Only a handful of the top-selling drugs will lose patent protection over the next few years, PwC says, limiting the impact of generic competition on the market as a whole. And generics don’t necessarily provide substantial savings, especially when a single firm is the sole manufacturer, as is the case with 71 percent of the more than 2,000 drugs analyzed by PwC, using data from Medicare Part D.

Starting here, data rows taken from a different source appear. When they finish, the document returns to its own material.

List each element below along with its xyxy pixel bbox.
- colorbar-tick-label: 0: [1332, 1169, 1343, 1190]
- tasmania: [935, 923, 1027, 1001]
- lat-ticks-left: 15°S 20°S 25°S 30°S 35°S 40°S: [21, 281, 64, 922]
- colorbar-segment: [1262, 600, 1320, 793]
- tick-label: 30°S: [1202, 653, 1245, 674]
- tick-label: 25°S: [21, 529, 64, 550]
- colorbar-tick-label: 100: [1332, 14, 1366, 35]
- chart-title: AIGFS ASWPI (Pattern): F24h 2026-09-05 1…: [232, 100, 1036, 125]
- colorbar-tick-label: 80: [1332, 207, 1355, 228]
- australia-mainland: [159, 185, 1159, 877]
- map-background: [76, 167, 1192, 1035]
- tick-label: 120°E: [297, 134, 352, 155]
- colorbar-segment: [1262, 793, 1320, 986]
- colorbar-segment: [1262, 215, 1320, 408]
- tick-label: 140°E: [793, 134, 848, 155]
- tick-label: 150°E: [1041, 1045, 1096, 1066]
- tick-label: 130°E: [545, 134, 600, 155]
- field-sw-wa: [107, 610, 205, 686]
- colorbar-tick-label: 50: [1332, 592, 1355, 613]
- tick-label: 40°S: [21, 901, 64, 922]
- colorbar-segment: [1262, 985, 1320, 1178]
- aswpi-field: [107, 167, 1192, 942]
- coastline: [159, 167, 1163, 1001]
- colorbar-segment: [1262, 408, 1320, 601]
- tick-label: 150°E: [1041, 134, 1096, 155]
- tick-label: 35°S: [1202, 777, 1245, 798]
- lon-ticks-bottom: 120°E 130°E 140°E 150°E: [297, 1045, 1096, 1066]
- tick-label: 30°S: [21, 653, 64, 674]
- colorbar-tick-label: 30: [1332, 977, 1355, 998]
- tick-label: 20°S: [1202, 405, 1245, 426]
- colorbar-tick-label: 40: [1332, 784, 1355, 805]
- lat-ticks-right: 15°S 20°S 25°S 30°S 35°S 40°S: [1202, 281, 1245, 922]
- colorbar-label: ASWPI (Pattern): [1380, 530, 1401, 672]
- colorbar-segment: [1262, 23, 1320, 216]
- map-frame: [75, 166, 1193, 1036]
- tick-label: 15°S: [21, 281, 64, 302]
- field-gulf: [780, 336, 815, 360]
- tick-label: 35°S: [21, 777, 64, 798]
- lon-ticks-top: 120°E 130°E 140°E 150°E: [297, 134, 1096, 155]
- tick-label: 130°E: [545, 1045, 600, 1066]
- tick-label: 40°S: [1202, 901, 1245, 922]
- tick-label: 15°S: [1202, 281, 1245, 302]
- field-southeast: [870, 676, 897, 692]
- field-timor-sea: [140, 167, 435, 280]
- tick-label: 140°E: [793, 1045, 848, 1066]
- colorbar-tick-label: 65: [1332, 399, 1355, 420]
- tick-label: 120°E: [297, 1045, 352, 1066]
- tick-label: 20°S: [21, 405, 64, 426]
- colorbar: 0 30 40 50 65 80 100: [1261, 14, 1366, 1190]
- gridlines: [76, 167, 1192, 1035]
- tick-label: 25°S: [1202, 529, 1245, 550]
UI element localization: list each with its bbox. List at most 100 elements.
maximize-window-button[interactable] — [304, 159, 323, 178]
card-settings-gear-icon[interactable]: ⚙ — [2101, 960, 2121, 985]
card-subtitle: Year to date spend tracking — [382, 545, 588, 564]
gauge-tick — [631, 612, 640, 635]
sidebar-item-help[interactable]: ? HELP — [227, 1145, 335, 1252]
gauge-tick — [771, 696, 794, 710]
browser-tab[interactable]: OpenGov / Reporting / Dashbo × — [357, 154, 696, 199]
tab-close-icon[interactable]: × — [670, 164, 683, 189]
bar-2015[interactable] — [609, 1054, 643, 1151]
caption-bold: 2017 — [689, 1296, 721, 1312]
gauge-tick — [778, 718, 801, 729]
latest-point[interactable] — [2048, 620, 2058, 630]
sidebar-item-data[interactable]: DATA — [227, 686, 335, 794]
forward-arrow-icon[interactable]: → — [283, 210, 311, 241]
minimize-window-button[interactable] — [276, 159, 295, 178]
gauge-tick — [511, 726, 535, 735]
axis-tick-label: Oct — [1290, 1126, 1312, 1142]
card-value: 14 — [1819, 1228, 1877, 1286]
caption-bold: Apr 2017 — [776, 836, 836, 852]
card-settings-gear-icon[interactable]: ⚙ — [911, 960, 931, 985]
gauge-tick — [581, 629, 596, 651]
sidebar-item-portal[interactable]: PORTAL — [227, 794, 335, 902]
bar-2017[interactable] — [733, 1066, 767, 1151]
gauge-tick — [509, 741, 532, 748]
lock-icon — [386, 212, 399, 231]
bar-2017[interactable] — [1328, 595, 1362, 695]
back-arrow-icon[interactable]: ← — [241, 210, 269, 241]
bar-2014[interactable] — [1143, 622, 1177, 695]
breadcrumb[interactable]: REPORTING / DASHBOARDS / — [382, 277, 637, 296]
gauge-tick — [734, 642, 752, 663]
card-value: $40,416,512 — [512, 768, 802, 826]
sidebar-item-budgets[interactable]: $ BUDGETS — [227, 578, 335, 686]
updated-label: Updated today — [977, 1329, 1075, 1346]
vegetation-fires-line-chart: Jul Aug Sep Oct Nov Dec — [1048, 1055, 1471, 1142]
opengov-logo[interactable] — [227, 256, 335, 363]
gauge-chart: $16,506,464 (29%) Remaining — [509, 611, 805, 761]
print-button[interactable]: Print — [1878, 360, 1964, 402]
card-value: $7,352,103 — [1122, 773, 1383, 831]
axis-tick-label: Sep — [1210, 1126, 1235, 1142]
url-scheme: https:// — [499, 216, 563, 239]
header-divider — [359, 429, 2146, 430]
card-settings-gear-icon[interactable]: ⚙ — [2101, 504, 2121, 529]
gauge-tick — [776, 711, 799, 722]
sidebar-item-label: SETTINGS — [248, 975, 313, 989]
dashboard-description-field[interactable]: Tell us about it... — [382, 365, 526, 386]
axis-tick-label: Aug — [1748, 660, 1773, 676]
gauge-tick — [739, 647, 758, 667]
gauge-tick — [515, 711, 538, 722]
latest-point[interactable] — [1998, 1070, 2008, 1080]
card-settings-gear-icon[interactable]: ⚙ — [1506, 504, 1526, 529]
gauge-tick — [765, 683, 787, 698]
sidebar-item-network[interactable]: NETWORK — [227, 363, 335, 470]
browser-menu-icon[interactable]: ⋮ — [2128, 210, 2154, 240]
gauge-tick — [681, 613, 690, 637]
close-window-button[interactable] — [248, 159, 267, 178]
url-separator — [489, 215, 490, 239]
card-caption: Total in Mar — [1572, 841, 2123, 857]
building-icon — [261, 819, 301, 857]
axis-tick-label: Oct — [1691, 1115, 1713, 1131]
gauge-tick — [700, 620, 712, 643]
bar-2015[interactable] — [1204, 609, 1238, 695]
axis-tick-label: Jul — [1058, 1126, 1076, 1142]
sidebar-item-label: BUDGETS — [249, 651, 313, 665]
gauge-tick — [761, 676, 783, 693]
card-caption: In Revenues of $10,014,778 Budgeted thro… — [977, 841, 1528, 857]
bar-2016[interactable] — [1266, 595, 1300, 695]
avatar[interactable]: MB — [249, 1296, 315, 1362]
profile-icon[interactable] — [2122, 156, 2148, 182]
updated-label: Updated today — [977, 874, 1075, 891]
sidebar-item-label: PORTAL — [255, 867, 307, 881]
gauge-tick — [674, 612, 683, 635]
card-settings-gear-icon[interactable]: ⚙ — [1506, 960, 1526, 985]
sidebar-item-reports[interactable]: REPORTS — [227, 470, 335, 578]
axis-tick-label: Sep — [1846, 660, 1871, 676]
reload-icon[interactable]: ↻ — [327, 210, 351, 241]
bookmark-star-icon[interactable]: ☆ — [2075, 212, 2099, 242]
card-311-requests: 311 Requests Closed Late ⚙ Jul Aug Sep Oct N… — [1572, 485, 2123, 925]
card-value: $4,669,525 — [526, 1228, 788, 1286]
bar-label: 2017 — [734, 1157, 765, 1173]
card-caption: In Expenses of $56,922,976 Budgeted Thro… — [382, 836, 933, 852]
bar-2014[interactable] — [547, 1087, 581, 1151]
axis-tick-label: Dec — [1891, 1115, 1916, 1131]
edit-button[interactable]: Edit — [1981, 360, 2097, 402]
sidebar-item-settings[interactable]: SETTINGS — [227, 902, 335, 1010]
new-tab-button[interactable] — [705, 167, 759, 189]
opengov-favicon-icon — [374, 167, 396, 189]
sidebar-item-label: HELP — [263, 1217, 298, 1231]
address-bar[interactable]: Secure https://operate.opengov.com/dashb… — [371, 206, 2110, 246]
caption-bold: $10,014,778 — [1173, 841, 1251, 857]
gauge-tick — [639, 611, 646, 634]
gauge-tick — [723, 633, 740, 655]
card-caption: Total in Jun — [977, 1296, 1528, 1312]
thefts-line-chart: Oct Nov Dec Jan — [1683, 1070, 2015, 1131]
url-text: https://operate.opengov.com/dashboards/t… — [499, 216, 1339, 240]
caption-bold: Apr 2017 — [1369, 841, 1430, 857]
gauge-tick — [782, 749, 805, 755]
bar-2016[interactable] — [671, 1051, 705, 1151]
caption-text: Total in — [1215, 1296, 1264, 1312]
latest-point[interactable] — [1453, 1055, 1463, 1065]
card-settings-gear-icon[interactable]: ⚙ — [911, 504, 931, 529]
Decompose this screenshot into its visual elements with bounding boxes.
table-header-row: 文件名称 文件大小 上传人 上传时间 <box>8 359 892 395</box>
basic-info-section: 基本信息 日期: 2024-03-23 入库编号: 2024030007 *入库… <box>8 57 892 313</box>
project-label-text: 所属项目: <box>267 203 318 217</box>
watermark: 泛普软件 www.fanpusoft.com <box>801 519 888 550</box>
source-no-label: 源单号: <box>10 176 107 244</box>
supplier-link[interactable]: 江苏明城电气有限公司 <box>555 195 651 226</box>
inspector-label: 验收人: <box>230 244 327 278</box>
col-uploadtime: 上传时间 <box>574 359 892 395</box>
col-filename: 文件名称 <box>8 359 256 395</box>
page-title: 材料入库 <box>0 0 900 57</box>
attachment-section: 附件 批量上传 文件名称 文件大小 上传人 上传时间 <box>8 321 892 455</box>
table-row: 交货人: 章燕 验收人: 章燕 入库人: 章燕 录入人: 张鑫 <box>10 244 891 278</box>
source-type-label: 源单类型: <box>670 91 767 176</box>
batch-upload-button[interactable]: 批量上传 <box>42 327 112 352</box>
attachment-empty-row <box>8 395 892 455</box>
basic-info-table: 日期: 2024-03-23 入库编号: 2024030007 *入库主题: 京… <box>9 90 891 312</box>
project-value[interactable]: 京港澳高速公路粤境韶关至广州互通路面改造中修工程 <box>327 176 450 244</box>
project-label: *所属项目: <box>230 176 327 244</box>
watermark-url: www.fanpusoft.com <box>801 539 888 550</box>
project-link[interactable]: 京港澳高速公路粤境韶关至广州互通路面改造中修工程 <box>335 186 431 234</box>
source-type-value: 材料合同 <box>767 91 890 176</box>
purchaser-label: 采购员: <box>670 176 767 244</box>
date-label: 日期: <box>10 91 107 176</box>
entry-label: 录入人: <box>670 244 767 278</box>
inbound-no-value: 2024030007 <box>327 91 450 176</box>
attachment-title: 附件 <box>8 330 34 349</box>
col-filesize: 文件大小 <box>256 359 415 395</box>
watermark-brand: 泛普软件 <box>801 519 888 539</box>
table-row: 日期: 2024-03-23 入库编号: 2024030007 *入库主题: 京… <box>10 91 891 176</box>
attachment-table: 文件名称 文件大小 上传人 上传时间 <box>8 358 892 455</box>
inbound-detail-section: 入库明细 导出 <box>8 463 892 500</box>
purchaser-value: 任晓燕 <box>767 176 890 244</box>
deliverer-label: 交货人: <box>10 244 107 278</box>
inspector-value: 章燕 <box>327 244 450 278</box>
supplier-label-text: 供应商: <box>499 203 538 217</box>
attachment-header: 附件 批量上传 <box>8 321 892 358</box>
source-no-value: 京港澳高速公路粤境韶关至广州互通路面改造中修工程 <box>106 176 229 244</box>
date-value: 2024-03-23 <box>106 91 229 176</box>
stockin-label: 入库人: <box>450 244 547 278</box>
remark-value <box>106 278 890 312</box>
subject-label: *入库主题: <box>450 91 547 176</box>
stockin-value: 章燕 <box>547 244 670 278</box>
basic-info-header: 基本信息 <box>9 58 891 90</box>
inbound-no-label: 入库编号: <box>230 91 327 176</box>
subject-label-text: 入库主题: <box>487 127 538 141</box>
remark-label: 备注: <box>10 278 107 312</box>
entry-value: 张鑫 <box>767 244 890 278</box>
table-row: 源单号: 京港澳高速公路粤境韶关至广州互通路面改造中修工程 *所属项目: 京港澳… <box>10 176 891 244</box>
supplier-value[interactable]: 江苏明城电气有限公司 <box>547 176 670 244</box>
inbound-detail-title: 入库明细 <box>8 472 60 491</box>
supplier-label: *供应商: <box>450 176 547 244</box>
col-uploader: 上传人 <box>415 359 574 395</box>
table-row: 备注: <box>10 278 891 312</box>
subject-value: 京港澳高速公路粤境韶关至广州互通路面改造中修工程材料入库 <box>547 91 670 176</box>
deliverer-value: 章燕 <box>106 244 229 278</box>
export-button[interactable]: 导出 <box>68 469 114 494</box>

Another key factor preventing generics from reducing prices: pharmaceutical companies are increasingly focused on biologics, complex therapies that contain or are derived from living organisms and require novel delivery protocols. Biologics have revolutionized the treatment of many diseases, including rheumatoid arthritis, hepatitis and some cancers, but they are one of the main drivers of higher drug costs. Given their complexity, the drugs are not subject to generic competition in the same way that chemically synthesized drugs are. “Biosimilar” treatments are far more difficult to develop, face considerable legal uncertainty and have had trouble gaining acceptance among doctors. And the few that have made it to market offer relatively modest savings of 15 to 35 percent, compared to more than 50 percent for generics.